能登の切出七輪は1つ1つ江戸時代から受け継がれた製法で作られ、大量生産の練り七輪とは一線を画した品質を誇ります。
町の外れの山中に珪藻土岩を切出す坑道があります。入り口からは想像できないほどの長い坑道が続いています。毎日少しづつ坑道は伸びてゆきます。坑道内は温度は季節を問わず一定なので、夏は涼しく、冬は暖かいそうです。
坑道内は湿度が高いので、切出した珪藻土岩の一時保管に最適な空間となっていました。数百メートルもある坑道は幾つも枝分かれし、地下深くにも延びています。岩にヒビがあると効率よく切出せないので別の方向に掘り進んだり、地面を掘り進みます。
坑道の先端ではまさに珪藻土岩の切出し作業が行われていました。決められたサイズに珪藻土岩を切出す様子は非常に手際が良く、正確です。作業は全て手作業で、1人あたり1列分の岩壁を切出すそうです。切出された珪藻土岩のブロックは坑道の脇に積み上げられ、必要に応じて運び出されます。
切出した珪藻土岩ブロックを七輪などの商品に成形します。風口やくり抜きをするのに電動ノミを使用します。その先の工程は全て手彫りで仕上げます。

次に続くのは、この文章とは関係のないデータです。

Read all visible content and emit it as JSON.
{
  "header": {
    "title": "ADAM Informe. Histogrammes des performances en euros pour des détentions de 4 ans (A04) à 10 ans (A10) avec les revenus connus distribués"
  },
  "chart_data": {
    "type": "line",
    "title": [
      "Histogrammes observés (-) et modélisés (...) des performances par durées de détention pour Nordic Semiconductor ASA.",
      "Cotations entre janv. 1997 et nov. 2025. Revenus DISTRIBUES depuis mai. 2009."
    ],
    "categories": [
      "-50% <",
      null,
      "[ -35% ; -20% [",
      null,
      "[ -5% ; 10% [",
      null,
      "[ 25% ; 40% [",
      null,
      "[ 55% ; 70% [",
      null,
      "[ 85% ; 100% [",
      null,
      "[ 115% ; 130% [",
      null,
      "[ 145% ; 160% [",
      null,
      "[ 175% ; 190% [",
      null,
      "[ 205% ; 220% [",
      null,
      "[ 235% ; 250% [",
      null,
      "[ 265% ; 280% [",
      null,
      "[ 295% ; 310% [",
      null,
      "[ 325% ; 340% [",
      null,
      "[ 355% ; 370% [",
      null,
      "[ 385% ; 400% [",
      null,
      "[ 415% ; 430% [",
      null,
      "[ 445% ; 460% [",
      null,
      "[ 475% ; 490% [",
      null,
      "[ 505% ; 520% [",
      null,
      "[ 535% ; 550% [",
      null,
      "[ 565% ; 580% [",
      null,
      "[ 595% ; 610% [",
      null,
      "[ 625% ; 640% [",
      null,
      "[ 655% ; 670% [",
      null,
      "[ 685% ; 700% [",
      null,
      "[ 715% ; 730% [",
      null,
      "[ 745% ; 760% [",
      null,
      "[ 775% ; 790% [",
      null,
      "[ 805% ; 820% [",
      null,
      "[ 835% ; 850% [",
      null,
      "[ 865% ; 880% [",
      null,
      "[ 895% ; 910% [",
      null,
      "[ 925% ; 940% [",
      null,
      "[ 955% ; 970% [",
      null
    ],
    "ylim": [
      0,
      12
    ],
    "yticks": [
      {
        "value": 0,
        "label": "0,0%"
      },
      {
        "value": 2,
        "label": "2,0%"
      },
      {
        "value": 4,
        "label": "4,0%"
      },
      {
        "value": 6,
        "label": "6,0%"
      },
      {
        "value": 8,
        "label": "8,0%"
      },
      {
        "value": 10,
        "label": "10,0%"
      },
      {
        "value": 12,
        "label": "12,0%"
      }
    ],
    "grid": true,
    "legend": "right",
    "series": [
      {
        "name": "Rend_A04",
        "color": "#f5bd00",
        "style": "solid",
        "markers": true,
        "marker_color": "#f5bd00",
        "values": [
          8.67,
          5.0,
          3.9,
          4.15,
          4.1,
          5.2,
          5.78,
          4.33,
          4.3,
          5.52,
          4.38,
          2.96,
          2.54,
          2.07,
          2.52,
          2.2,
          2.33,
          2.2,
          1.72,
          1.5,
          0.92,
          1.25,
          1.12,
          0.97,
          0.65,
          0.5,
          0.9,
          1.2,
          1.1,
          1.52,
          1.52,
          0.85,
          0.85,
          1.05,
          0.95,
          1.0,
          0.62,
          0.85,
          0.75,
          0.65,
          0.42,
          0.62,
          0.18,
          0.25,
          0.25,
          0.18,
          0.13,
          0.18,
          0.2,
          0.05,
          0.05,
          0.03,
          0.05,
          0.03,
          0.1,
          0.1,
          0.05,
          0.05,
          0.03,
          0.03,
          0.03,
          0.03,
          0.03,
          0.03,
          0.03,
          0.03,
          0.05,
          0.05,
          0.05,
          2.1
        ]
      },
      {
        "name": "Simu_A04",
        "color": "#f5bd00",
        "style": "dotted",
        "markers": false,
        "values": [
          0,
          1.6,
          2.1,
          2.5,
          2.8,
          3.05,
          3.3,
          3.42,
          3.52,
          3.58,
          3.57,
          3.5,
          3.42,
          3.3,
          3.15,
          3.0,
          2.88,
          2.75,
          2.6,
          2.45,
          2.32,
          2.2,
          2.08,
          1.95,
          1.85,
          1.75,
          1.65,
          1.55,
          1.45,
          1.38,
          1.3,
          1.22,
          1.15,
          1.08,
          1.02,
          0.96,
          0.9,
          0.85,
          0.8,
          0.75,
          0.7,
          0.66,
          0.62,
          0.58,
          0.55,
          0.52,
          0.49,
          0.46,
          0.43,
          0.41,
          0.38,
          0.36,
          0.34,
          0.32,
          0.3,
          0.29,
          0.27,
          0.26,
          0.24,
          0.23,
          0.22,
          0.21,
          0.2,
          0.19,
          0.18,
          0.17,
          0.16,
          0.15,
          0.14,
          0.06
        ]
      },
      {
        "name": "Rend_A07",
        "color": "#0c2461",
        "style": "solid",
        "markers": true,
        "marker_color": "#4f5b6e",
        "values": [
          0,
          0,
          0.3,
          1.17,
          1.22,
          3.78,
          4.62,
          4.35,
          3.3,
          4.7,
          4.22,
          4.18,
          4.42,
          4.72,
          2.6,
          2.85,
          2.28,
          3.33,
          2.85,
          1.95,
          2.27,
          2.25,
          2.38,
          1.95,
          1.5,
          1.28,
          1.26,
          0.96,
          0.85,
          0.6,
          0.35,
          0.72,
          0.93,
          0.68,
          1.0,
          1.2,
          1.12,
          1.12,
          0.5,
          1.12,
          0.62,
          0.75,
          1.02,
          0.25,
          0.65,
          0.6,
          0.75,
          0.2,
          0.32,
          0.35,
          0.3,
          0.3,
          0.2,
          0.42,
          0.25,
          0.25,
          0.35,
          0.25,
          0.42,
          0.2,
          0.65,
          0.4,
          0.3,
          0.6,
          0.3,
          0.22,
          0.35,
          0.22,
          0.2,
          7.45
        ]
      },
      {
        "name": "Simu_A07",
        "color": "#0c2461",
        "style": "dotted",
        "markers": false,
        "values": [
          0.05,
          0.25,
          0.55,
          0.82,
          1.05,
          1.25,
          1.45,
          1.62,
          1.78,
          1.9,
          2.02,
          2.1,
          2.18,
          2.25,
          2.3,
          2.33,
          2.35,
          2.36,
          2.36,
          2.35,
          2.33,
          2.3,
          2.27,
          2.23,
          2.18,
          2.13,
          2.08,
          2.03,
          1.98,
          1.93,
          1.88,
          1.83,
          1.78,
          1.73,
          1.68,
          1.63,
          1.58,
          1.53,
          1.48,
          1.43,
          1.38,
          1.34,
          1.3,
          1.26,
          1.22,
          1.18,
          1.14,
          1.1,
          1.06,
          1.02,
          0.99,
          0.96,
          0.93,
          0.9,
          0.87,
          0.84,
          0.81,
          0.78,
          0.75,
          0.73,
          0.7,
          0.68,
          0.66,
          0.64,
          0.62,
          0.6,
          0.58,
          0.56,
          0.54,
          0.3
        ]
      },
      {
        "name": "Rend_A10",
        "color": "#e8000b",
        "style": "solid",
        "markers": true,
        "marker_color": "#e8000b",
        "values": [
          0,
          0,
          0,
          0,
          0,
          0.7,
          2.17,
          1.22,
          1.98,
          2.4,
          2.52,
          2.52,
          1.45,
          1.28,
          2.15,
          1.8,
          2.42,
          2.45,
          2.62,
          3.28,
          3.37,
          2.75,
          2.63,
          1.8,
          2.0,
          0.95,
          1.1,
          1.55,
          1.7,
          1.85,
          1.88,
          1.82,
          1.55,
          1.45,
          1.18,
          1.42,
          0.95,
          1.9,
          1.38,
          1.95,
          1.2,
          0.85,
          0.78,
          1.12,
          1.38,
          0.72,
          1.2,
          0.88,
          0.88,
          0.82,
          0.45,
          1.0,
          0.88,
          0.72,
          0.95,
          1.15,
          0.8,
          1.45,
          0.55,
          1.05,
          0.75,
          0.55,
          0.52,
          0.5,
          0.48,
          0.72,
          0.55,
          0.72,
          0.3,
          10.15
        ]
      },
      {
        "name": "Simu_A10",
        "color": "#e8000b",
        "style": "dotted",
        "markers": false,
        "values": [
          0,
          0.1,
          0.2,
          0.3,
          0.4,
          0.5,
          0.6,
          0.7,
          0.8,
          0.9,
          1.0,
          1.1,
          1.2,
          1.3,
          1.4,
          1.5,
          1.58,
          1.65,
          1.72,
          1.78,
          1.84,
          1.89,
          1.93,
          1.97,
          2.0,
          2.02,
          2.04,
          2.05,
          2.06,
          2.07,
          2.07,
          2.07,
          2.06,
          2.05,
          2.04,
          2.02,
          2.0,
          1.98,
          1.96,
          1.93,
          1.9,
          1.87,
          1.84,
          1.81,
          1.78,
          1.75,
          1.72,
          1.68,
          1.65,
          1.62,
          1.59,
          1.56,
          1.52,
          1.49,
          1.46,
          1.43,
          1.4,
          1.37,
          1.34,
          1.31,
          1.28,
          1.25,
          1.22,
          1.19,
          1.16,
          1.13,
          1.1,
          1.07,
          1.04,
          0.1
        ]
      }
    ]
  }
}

取材時には電動ノミを用いた成形工程の途中でした。
成形された七輪は約800度の薪窯で一昼夜焼成されます。焼成中は泊り込みで窯を見守るそうです。職人の勘によって最適な状態で窯出しされます。
仕上げです。窯出しされた後は磨きや装飾の工程を経て立派な商品となります。工程のほとんどが手作業で、大変な手間がかかっています。品質に裏付けられたものを少しだけでしたが体験することができました。